Apollo defends Orestes by claiming that his command to Orestes comes directly from Zeus (E 622-625). Then drawing a difference between Orestes’ matricide and Clytaemnestra’s mariticide, Apollo says:
“The woman you call the mother of the child
is not the parent, just a nurse to the seed,
the new born seed that grows and swells inside her.

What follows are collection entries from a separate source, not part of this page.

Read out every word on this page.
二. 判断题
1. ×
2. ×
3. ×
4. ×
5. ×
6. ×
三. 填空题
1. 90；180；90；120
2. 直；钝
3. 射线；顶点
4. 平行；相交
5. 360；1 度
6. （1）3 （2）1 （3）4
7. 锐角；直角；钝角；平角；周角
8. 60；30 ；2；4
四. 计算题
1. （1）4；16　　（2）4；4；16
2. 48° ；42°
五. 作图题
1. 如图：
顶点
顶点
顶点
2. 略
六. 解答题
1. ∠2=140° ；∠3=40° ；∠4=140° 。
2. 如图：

The man is the source of life – the one who mounts.”
(E 666-679)
In the end, Athena casts the decisive vote and acquits Orestes because she “cannot set more store by the woman’s death / she killed her husband, guardian of the house” (E 754-755). With this decision, the Athenians turn their backs on the primitive personal vengeance and embrace the civilized legal system with trial by jury.
What about the book?
This book, part of the Penguin Classics series, is a verse translation by Robert Fagles. Like his translation of Homer’s epic poems, Fagles’ translation of The Oresteia is very easy to read. However, the introductory essay by Fagles and W. B. Standford is very dense and difficult to digest. There are useful notes at the end of the book.
Finally …
Recommended.
Et cetera
Tantalus had 2 other children. Of Broteas we know little other than that he was very ugly. The second, Niobe, is a poster girl for hubris. She had fourteen children and one fine day she decided to declare that she was a more blessed mother than Leto, who had only two. Unfortunately for Niobe, Leto’s two children were Artemis and Apollo, and they punished her by exterminating every one of her children. The story is told in Ovid’s Metamophorses (VI.146-317).
The Furies (or Erinyes) are not the same as Gorgons or Harpies. Interestingly, all three appear in Dante’s Inferno. Three Erinyes appear in Canto IX and threaten Dante with the head of Medusa, a Gorgon. The Harpies appear in Canto XIII.